Abstract

The Adaptive Metropolis (AM) algorithm is based on the symmetric random-walk Metropolis algorithm. The proposal distribution has the following time-dependent covariance matrix, at step $n+1$ , $S_n=\mathrm{Cov}(X_1,\ldots,X_n)+\varepsilon I$, that is, the sample covariance matrix of the history of the chain plus a (small) constant $\varepsilon>0$ multiple of the identity matrix $I$ . The lower bound on the eigenvalues of $S_n$ induced by the factor $\varepsilon I$ is theoretically convenient, but practically cumbersome, as a good value for the parameter $\varepsilon$ may not always be easy to choose.
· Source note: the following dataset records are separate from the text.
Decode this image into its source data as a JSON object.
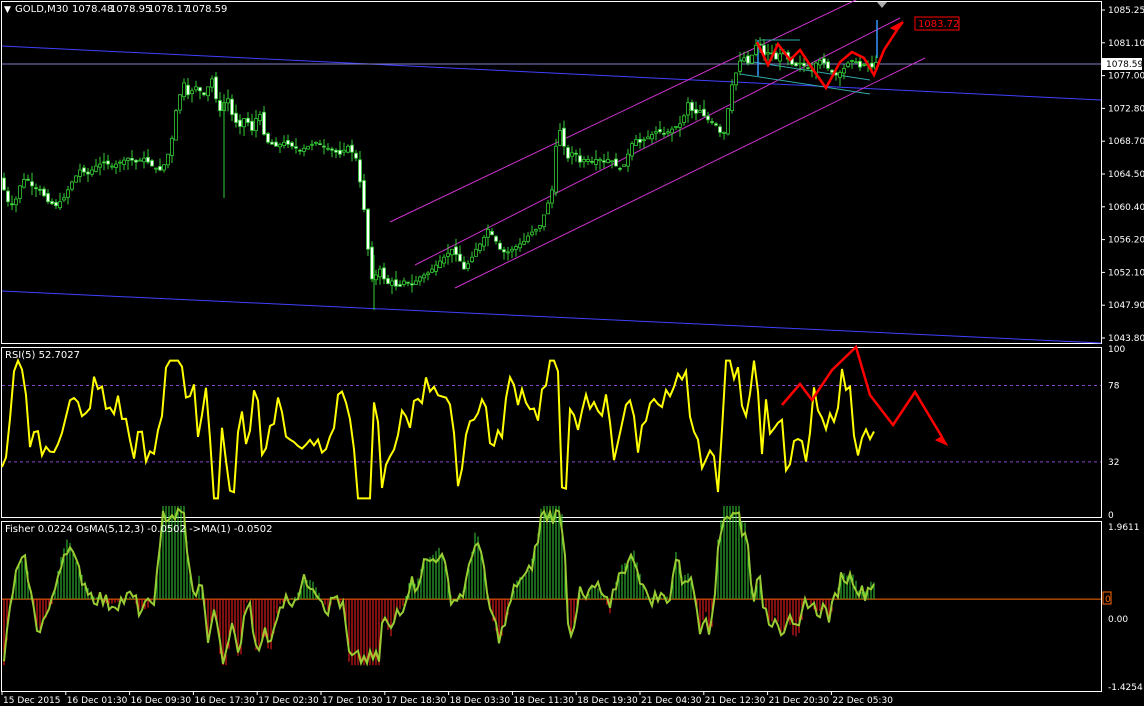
{
  "colors": {
    "background": "#000000",
    "frame": "#ffffff",
    "bull_candle": "#33cc33",
    "bear_candle": "#ffffff",
    "trendline": "#4040ff",
    "channel": "#cc33cc",
    "flag": "#33aaaa",
    "current_price_line": "#8080cc",
    "annotation_red": "#ff0000",
    "rsi_line": "#ffff00",
    "rsi_level": "#8844cc",
    "hist_positive": "#33cc33",
    "hist_negative": "#ff2020",
    "fisher_line": "#99cc33",
    "zero_line": "#ff6a00",
    "text": "#ffffff",
    "target_box_border": "#ff0000"
  },
  "chart_data": [
    {
      "type": "candlestick",
      "title": "GOLD,M30",
      "ohlc_header": [
        "1078.48",
        "1078.95",
        "1078.17",
        "1078.59"
      ],
      "current_price_label": "1078.59",
      "target_label": "1083.72",
      "ylim": [
        1043.8,
        1085.2
      ],
      "y_ticks": [
        "1085.25",
        "1081.10",
        "1077.00",
        "1072.80",
        "1068.70",
        "1064.50",
        "1060.40",
        "1056.20",
        "1052.10",
        "1047.90",
        "1043.80"
      ],
      "x_ticks": [
        "15 Dec 2015",
        "16 Dec 01:30",
        "16 Dec 09:30",
        "16 Dec 17:30",
        "17 Dec 02:30",
        "17 Dec 10:30",
        "17 Dec 18:30",
        "18 Dec 03:30",
        "18 Dec 11:30",
        "18 Dec 19:30",
        "21 Dec 04:30",
        "21 Dec 12:30",
        "21 Dec 20:30",
        "22 Dec 05:30"
      ],
      "close_path": [
        [
          0,
          1064.0
        ],
        [
          8,
          1061.0
        ],
        [
          14,
          1060.5
        ],
        [
          20,
          1063.0
        ],
        [
          26,
          1064.2
        ],
        [
          32,
          1063.0
        ],
        [
          40,
          1062.5
        ],
        [
          48,
          1061.0
        ],
        [
          56,
          1060.5
        ],
        [
          64,
          1061.5
        ],
        [
          72,
          1063.5
        ],
        [
          80,
          1065.0
        ],
        [
          88,
          1064.5
        ],
        [
          96,
          1065.5
        ],
        [
          104,
          1066.0
        ],
        [
          112,
          1065.5
        ],
        [
          120,
          1066.0
        ],
        [
          128,
          1066.5
        ],
        [
          136,
          1066.0
        ],
        [
          144,
          1066.5
        ],
        [
          152,
          1065.5
        ],
        [
          160,
          1065.0
        ],
        [
          166,
          1066.0
        ],
        [
          172,
          1069.0
        ],
        [
          176,
          1072.5
        ],
        [
          180,
          1074.5
        ],
        [
          184,
          1076.0
        ],
        [
          188,
          1074.5
        ],
        [
          192,
          1075.0
        ],
        [
          196,
          1075.5
        ],
        [
          200,
          1075.0
        ],
        [
          204,
          1074.5
        ],
        [
          208,
          1075.5
        ],
        [
          212,
          1076.5
        ],
        [
          216,
          1074.0
        ],
        [
          220,
          1072.5
        ],
        [
          224,
          1073.5
        ],
        [
          228,
          1074.0
        ],
        [
          232,
          1072.0
        ],
        [
          236,
          1071.0
        ],
        [
          240,
          1070.5
        ],
        [
          244,
          1071.5
        ],
        [
          248,
          1071.0
        ],
        [
          252,
          1070.0
        ],
        [
          256,
          1071.5
        ],
        [
          260,
          1072.0
        ],
        [
          264,
          1069.5
        ],
        [
          268,
          1068.5
        ],
        [
          276,
          1068.0
        ],
        [
          284,
          1068.5
        ],
        [
          292,
          1068.0
        ],
        [
          300,
          1067.5
        ],
        [
          308,
          1068.0
        ],
        [
          316,
          1068.5
        ],
        [
          324,
          1068.0
        ],
        [
          332,
          1067.5
        ],
        [
          340,
          1067.0
        ],
        [
          348,
          1068.0
        ],
        [
          356,
          1066.5
        ],
        [
          362,
          1062.0
        ],
        [
          366,
          1058.0
        ],
        [
          370,
          1052.0
        ],
        [
          374,
          1050.5
        ],
        [
          378,
          1053.0
        ],
        [
          382,
          1052.0
        ],
        [
          386,
          1050.5
        ],
        [
          392,
          1051.0
        ],
        [
          398,
          1050.0
        ],
        [
          404,
          1051.0
        ],
        [
          412,
          1050.5
        ],
        [
          420,
          1051.5
        ],
        [
          428,
          1052.0
        ],
        [
          436,
          1053.0
        ],
        [
          444,
          1054.0
        ],
        [
          452,
          1055.0
        ],
        [
          458,
          1054.0
        ],
        [
          464,
          1052.5
        ],
        [
          470,
          1053.5
        ],
        [
          476,
          1055.0
        ],
        [
          482,
          1056.0
        ],
        [
          488,
          1057.5
        ],
        [
          494,
          1056.5
        ],
        [
          500,
          1055.0
        ],
        [
          506,
          1054.5
        ],
        [
          512,
          1055.0
        ],
        [
          518,
          1055.5
        ],
        [
          524,
          1056.0
        ],
        [
          530,
          1057.0
        ],
        [
          536,
          1057.5
        ],
        [
          540,
          1058.0
        ],
        [
          546,
          1060.0
        ],
        [
          552,
          1062.5
        ],
        [
          556,
          1068.0
        ],
        [
          560,
          1070.0
        ],
        [
          564,
          1068.0
        ],
        [
          568,
          1066.5
        ],
        [
          574,
          1067.5
        ],
        [
          580,
          1066.0
        ],
        [
          586,
          1066.5
        ],
        [
          592,
          1066.0
        ],
        [
          598,
          1066.5
        ],
        [
          604,
          1066.0
        ],
        [
          610,
          1066.5
        ],
        [
          616,
          1065.5
        ],
        [
          622,
          1065.0
        ],
        [
          628,
          1067.0
        ],
        [
          634,
          1069.0
        ],
        [
          640,
          1068.5
        ],
        [
          646,
          1069.0
        ],
        [
          652,
          1069.5
        ],
        [
          658,
          1070.0
        ],
        [
          664,
          1069.5
        ],
        [
          670,
          1070.0
        ],
        [
          676,
          1070.5
        ],
        [
          682,
          1071.0
        ],
        [
          688,
          1073.5
        ],
        [
          694,
          1072.0
        ],
        [
          700,
          1072.5
        ],
        [
          706,
          1071.5
        ],
        [
          712,
          1071.0
        ],
        [
          718,
          1070.5
        ],
        [
          722,
          1069.0
        ],
        [
          726,
          1070.5
        ],
        [
          730,
          1075.0
        ],
        [
          734,
          1076.5
        ],
        [
          738,
          1078.0
        ],
        [
          742,
          1079.5
        ],
        [
          748,
          1078.5
        ],
        [
          754,
          1080.0
        ],
        [
          758,
          1081.5
        ],
        [
          764,
          1079.5
        ],
        [
          770,
          1080.0
        ],
        [
          776,
          1079.0
        ],
        [
          782,
          1080.0
        ],
        [
          788,
          1079.0
        ],
        [
          794,
          1078.0
        ],
        [
          800,
          1078.5
        ],
        [
          806,
          1078.0
        ],
        [
          812,
          1077.5
        ],
        [
          818,
          1079.0
        ],
        [
          824,
          1078.5
        ],
        [
          830,
          1077.5
        ],
        [
          836,
          1077.0
        ],
        [
          842,
          1077.5
        ],
        [
          848,
          1078.5
        ],
        [
          854,
          1079.0
        ],
        [
          860,
          1078.0
        ],
        [
          866,
          1078.5
        ],
        [
          872,
          1078.0
        ],
        [
          876,
          1078.59
        ]
      ]
    },
    {
      "type": "line",
      "title": "RSI(5) 52.7027",
      "ylim": [
        0,
        100
      ],
      "y_ticks": [
        "100",
        "78",
        "32",
        "0"
      ],
      "levels": [
        78,
        32
      ]
    },
    {
      "type": "bar",
      "title": "Fisher 0.0224  OsMA(5,12,3) -0.0502  ->MA(1) -0.0502",
      "ylim": [
        -1.4254,
        1.9611
      ],
      "y_ticks": [
        "1.9611",
        "0.00",
        "-1.4254"
      ],
      "zero_marker": "0"
    }
  ]
}
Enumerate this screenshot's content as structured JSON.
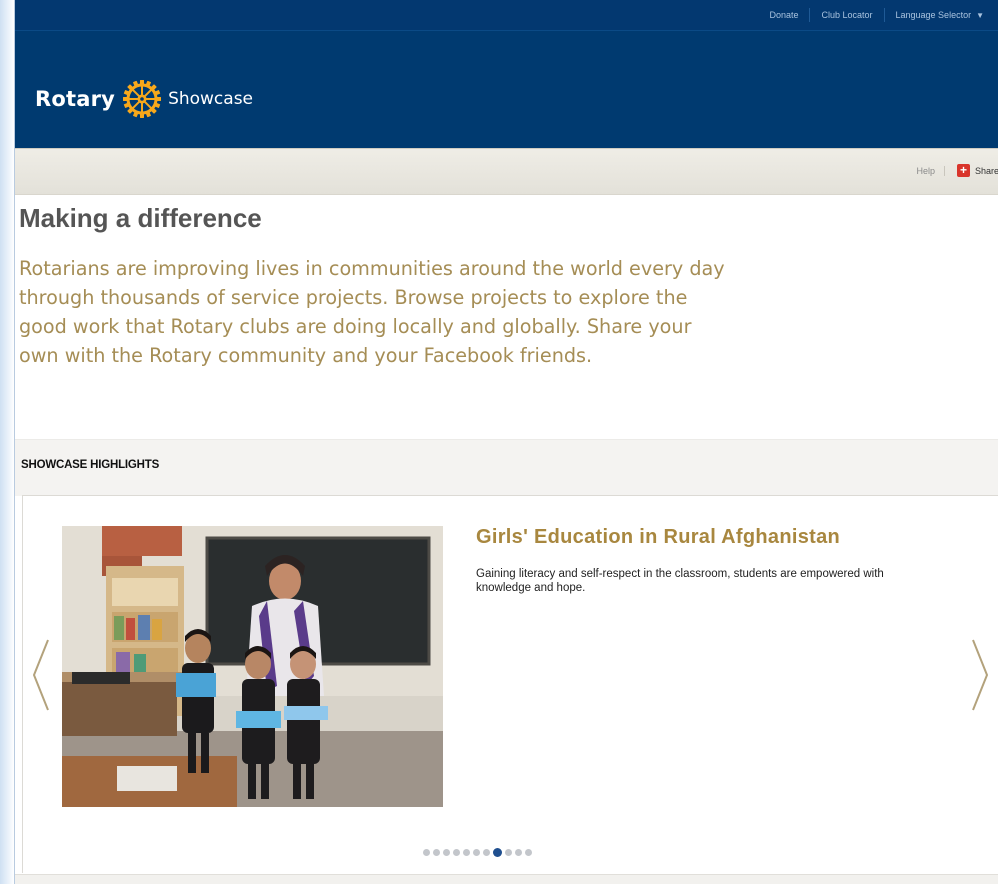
{
  "utility_nav": {
    "links": [
      "Donate",
      "Club Locator",
      "Language Selector"
    ]
  },
  "header": {
    "logo_word": "Rotary",
    "logo_subtitle": "Showcase"
  },
  "toolbar": {
    "help_label": "Help",
    "share_label": "Share",
    "share_icon": "plus-icon"
  },
  "intro": {
    "title": "Making a difference",
    "body": "Rotarians are improving lives in communities around the world every day through thousands of service projects. Browse projects to explore the good work that Rotary clubs are doing locally and globally. Share your own with the Rotary community and your Facebook friends."
  },
  "highlights": {
    "label": "SHOWCASE HIGHLIGHTS",
    "slide": {
      "title": "Girls' Education in Rural Afghanistan",
      "description": "Gaining literacy and self-respect in the classroom, students are empowered with knowledge and hope."
    },
    "total_slides": 11,
    "active_slide_index": 7
  },
  "colors": {
    "brand_navy": "#003a70",
    "rotary_gold": "#f7a81b",
    "accent_text_gold": "#a58d55"
  }
}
This article considers variants of the AM algorithm that do not explicitly bound the eigenvalues of $S_n$ away from zero. The behaviour of $S_n$ is studied in detail, indicating that the eigenvalues of $S_n$ do not tend to collapse to zero in general. In dimension one, it is shown that $S_n$ is bounded away from zero if the logarithmic target density is uniformly continuous. For a modification of the AM algorithm including an additional fixed component in the proposal distribution, the eigenvalues of $S_n$ are shown to stay away from zero with a practically non-restrictive condition. This result implies a strong law of large numbers for super-exponentially decaying target distributions with regular contours.